Embracer financialsSource: Embracer Group

More financial details on the optimization can be found in the table above. One of the key achievements is the reduction of the holding’s debt by $201m after passing earn-out liabilities and getting proceeds from the transaction.

Reducing the complexity of such a huge holding requires big moves and significant cuts, even if they imply a great decline in the assets evaluation. Back in 2020, Embracer set a $525m Saber valuation with the acquisition. However, only a $150m part was paid as an initial consideration, with $375m being set as a potential earn-out to be paid in the following 6 years, provided that agreed milestones are fulfilled.
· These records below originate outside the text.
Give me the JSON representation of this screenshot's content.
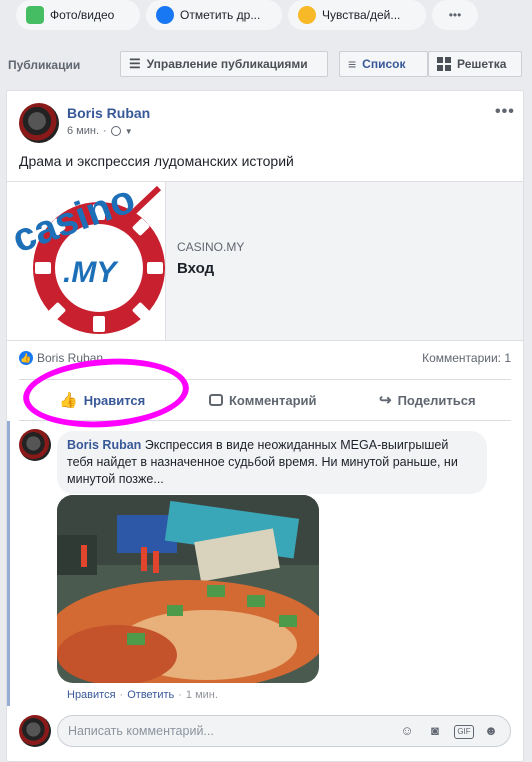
{
  "composer": {
    "items": [
      {
        "label": "Фото/видео",
        "icon": "photo-icon",
        "color": "#45bd62"
      },
      {
        "label": "Отметить др...",
        "icon": "tag-friends-icon",
        "color": "#1877f2"
      },
      {
        "label": "Чувства/дей...",
        "icon": "feeling-icon",
        "color": "#f7b928"
      },
      {
        "label": "•••",
        "icon": "more-icon"
      }
    ]
  },
  "publications": {
    "label": "Публикации",
    "manage_label": "Управление публикациями",
    "list_label": "Список",
    "grid_label": "Решетка"
  },
  "post": {
    "author": "Boris Ruban",
    "time": "6 мин.",
    "more": "•••",
    "text": "Драма и экспрессия лудоманских историй",
    "link": {
      "logo_text_top": "casino",
      "logo_text_mid": ".MY",
      "domain": "CASINO.MY",
      "title": "Вход"
    },
    "reactions_name": "Boris Ruban",
    "comments_count": "Комментарии: 1",
    "actions": {
      "like": "Нравится",
      "comment": "Комментарий",
      "share": "Поделиться"
    },
    "comment": {
      "author": "Boris Ruban",
      "text": "Экспрессия в виде неожиданных MEGA-выигрышей тебя найдет в назначенное судьбой время. Ни минутой раньше, ни минутой позже...",
      "like": "Нравится",
      "reply": "Ответить",
      "sep": "·",
      "time": "1 мин."
    },
    "write_placeholder": "Написать комментарий..."
  },
  "colors": {
    "accent": "#385898",
    "highlight": "#ff00ff",
    "background": "#e9ebee"
  }
}
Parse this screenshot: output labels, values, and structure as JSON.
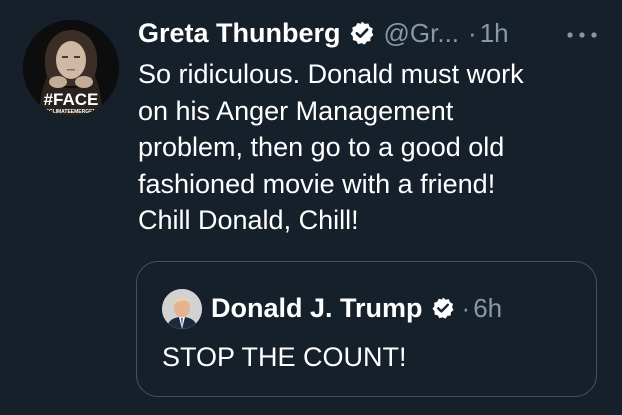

Considering the period of the earn-outs, not all of them were paid and some might be paid to Saber’s management later by Beacon Interactive, as mentioned earlier.

Nevertheless, the $247m valuation is still much lower than the company saw 4 years ago. Especially considering all the additional studios that were put under the wing of Saber during Embracer’s M&A activity and are now leaving the holding together with Saber. Such growth allowed Saber to expand its staff from 600 employees in 2020 to a team of over 2950, which are being divested from Embracer now.

Most importantly, by selling Saber Interactive, a key developer of PC & console games known for its AAA projects, Embracer Group has made a pivotal shift in its business focus. This move, coupled with rumors around the potential sale of Gearbox, signals a transition from the AAA segment towards AA and indie.

Embracer stockSource: Yahoo Finance

Saber: Challenges and Opportunities of Independence 

In many senses, the deal is about the preservation of Saber’s legacy, including IPs, portfolio, teams, and projects that are currently under development. The company gets back to its co-founder, who left Embracer to make the deal possible. This opens a lot of prospects for the once again independent company, be it attracting new investors or even selling the company to someone else. Now, there is no investors’ pressure Embracer inevitably faces being a public company, which gives more freedom in the decision-making.

Freedom, on the other hand, might come with greater risks. Now the company needs to sustain itself and work independently. Most importantly, if the company intends to execute the options for 4A Games and Zen Studios, it might either perform especially well or initiate fundraising as soon as possible. If everything goes well, more stability under new ownership will allow more investments in the company’s growth, development, and continuation of its projects without the constraints Embracer’s current financial or strategic priorities might impose.

Considering all of that, the deal represents how both companies are ready to adapt to keep their businesses afloat. It shows that sometimes the industry is not about huge valuations and rapid growth. It’s about making hard decisions for the sake of keeping something bigger and moving through the hard times.